Die technologische Revolution der letzten Jahre habe die Jugend in einem Ausmaß verändert, wie man es selten zuvor in der Geschichte gesehen hat, schreibt Twenge in einem Essay für die Zeitung "The Atlantic". Waren früher Selbstbestimmung und Unabhängigkeit zentrale Ziele heranwachsender Menschen, sei seit etwa 2012 eine Umkehrung dessen zu beobachten, was Jugendliche früherer Jahrzehnte als erstrebenswert betrachteten.

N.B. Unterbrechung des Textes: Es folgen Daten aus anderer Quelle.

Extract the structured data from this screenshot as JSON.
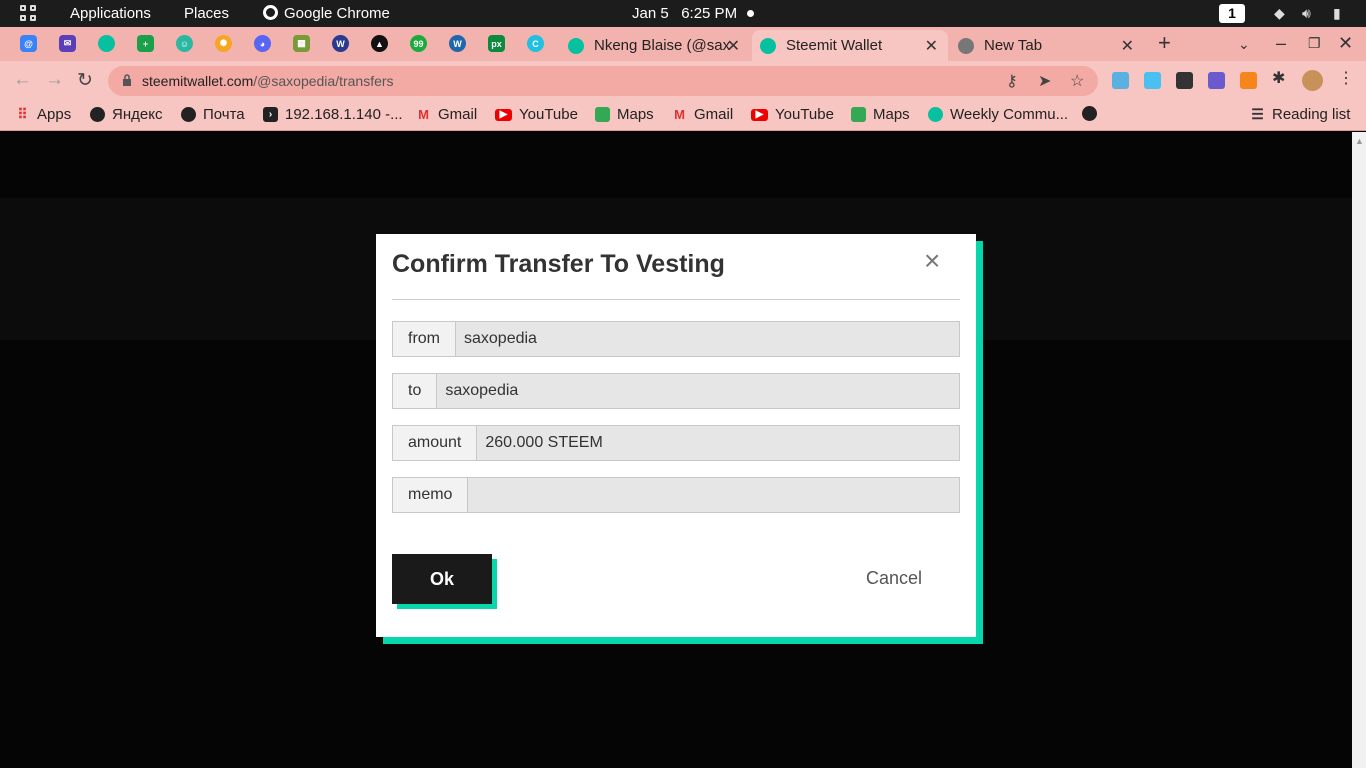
{
  "system_bar": {
    "applications": "Applications",
    "places": "Places",
    "active_app": "Google Chrome",
    "clock": "Jan 5   6:25 PM",
    "workspace": "1"
  },
  "tabs": [
    {
      "title": "Nkeng Blaise (@sax",
      "active": false
    },
    {
      "title": "Steemit Wallet",
      "active": true
    },
    {
      "title": "New Tab",
      "active": false
    }
  ],
  "address_bar": {
    "host": "steemitwallet.com",
    "path": "/@saxopedia/transfers"
  },
  "bookmarks": [
    {
      "label": "Apps",
      "icon": "apps-grid-icon"
    },
    {
      "label": "Яндекс",
      "icon": "globe-icon"
    },
    {
      "label": "Почта",
      "icon": "globe-icon"
    },
    {
      "label": "192.168.1.140 -...",
      "icon": "terminal-icon"
    },
    {
      "label": "Gmail",
      "icon": "gmail-icon"
    },
    {
      "label": "YouTube",
      "icon": "youtube-icon"
    },
    {
      "label": "Maps",
      "icon": "maps-icon"
    },
    {
      "label": "Gmail",
      "icon": "gmail-icon"
    },
    {
      "label": "YouTube",
      "icon": "youtube-icon"
    },
    {
      "label": "Maps",
      "icon": "maps-icon"
    },
    {
      "label": "Weekly Commu...",
      "icon": "steemit-icon"
    }
  ],
  "reading_list": "Reading list",
  "modal": {
    "title": "Confirm Transfer To Vesting",
    "fields": [
      {
        "label": "from",
        "value": "saxopedia"
      },
      {
        "label": "to",
        "value": "saxopedia"
      },
      {
        "label": "amount",
        "value": "260.000 STEEM"
      },
      {
        "label": "memo",
        "value": ""
      }
    ],
    "ok_label": "Ok",
    "cancel_label": "Cancel"
  },
  "colors": {
    "accent": "#06d6a9",
    "tab_strip": "#f2b2ae",
    "toolbar": "#f8c6c2"
  }
}
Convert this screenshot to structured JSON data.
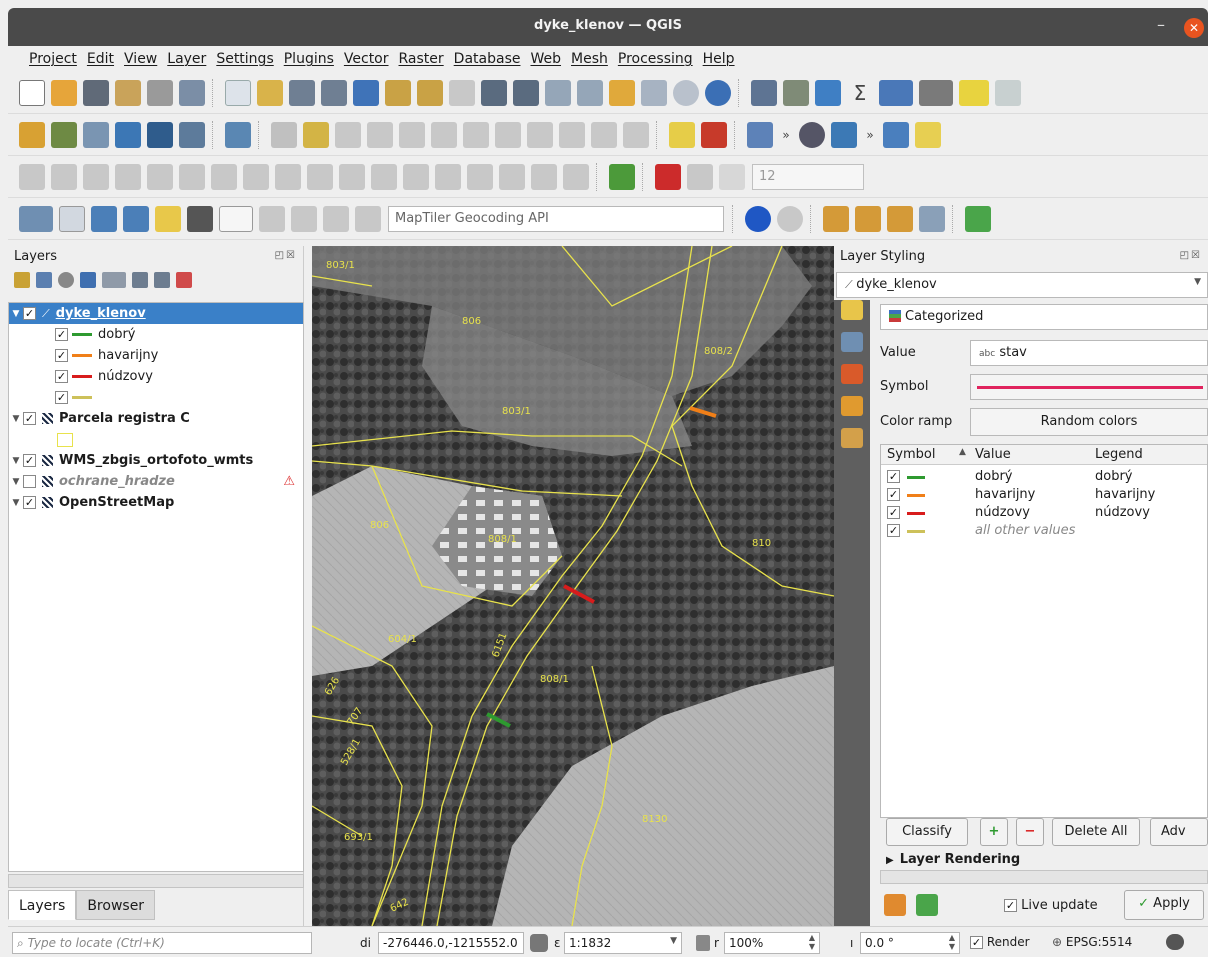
{
  "window": {
    "title": "dyke_klenov — QGIS",
    "minimize": "–",
    "close": "✕"
  },
  "menu": [
    "Project",
    "Edit",
    "View",
    "Layer",
    "Settings",
    "Plugins",
    "Vector",
    "Raster",
    "Database",
    "Web",
    "Mesh",
    "Processing",
    "Help"
  ],
  "toolbar": {
    "geocoder_placeholder": "MapTiler Geocoding API",
    "snap_tolerance": "12",
    "overflow": "»"
  },
  "layers_panel": {
    "title": "Layers",
    "dock_buttons": "◰☒",
    "check": "✓",
    "tree": [
      {
        "label": "dyke_klenov",
        "checked": true,
        "selected": true
      },
      {
        "label": "dobrý",
        "checked": true,
        "color": "#2e9a30"
      },
      {
        "label": "havarijny",
        "checked": true,
        "color": "#f07f18"
      },
      {
        "label": "núdzovy",
        "checked": true,
        "color": "#d81c1c"
      },
      {
        "label": "",
        "checked": true,
        "color": "#cdc15a"
      },
      {
        "label": "Parcela registra C",
        "checked": true
      },
      {
        "label": "WMS_zbgis_ortofoto_wmts",
        "checked": true
      },
      {
        "label": "ochrane_hradze",
        "checked": false,
        "warning": "⚠"
      },
      {
        "label": "OpenStreetMap",
        "checked": true
      }
    ],
    "tabs": [
      "Layers",
      "Browser"
    ]
  },
  "map": {
    "parcel_labels": [
      "803/1",
      "806",
      "803/1",
      "808/2",
      "806",
      "808/1",
      "810",
      "6151",
      "604/1",
      "808/1",
      "626",
      "707",
      "528/1",
      "8130",
      "693/1",
      "642"
    ],
    "segment_colors": {
      "good": "#2e9a30",
      "critical": "#f07f18",
      "emergency": "#d81c1c",
      "parcel": "#e8e24c"
    }
  },
  "styling_panel": {
    "title": "Layer Styling",
    "dock_buttons": "◰☒",
    "layer": "dyke_klenov",
    "renderer": "Categorized",
    "value_label": "Value",
    "value_prefix": "abc",
    "value": "stav",
    "symbol_label": "Symbol",
    "symbol_color": "#e0245e",
    "color_ramp_label": "Color ramp",
    "color_ramp": "Random colors",
    "table_headers": [
      "Symbol",
      "Value",
      "Legend"
    ],
    "categories": [
      {
        "value": "dobrý",
        "legend": "dobrý",
        "color": "#2e9a30"
      },
      {
        "value": "havarijny",
        "legend": "havarijny",
        "color": "#f07f18"
      },
      {
        "value": "núdzovy",
        "legend": "núdzovy",
        "color": "#d81c1c"
      },
      {
        "value": "all other values",
        "legend": "",
        "color": "#cdc15a"
      }
    ],
    "buttons": {
      "classify": "Classify",
      "add": "+",
      "remove": "−",
      "delete_all": "Delete All",
      "advanced": "Adv"
    },
    "layer_rendering": "Layer Rendering",
    "live_update": "Live update",
    "apply": "Apply"
  },
  "statusbar": {
    "locate_placeholder": "Type to locate (Ctrl+K)",
    "coord_label": "di",
    "coordinate": "-276446.0,-1215552.0",
    "scale_label": "ε",
    "scale": "1:1832",
    "mag_label": "r",
    "magnifier": "100%",
    "rot_label": "ı",
    "rotation": "0.0 °",
    "render": "Render",
    "crs": "EPSG:5514"
  }
}
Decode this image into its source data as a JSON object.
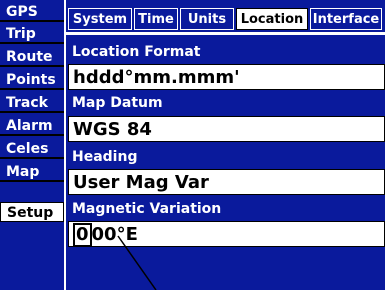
{
  "sidebar": {
    "items": [
      {
        "label": "GPS"
      },
      {
        "label": "Trip"
      },
      {
        "label": "Route"
      },
      {
        "label": "Points"
      },
      {
        "label": "Track"
      },
      {
        "label": "Alarm"
      },
      {
        "label": "Celes"
      },
      {
        "label": "Map"
      },
      {
        "label": "Setup",
        "selected": true
      }
    ]
  },
  "tabs": [
    {
      "label": "System"
    },
    {
      "label": "Time"
    },
    {
      "label": "Units"
    },
    {
      "label": "Location",
      "active": true
    },
    {
      "label": "Interface"
    }
  ],
  "fields": {
    "location_format": {
      "label": "Location Format",
      "value": "hddd°mm.mmm'"
    },
    "map_datum": {
      "label": "Map Datum",
      "value": "WGS 84"
    },
    "heading": {
      "label": "Heading",
      "value": "User Mag Var"
    },
    "magnetic_variation": {
      "label": "Magnetic Variation",
      "value_cursor": "0",
      "value_rest": "00°E"
    }
  },
  "colors": {
    "background_blue": "#0a1a9c",
    "text_white": "#ffffff",
    "field_white": "#ffffff",
    "text_black": "#000000"
  }
}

Jugendliche treffen sich immer seltener mit Freunden
Twenge untermauert ihre Diagnose mit aktuellen Statistiken aus den USA. So habe sich etwa die Zahl der wöchentlichen Treffen mit Freunden seit dem Start des ersten iPhones im Jahr 2007 deutlich reduziert - bei 17- bis 18-Jährigen von 2,9 auf 2,3 Treffen pro Woche, bei jüngeren Schülern von etwa 2,5 auf 1,9 Treffen pro Woche. Der Grund: Weil Jugendliche heute nonstop über Snapchat, Facebook und andere soziale Medien miteinander verbunden sind, legen sie nicht mehr so viel Wert auf persönliche Treffen.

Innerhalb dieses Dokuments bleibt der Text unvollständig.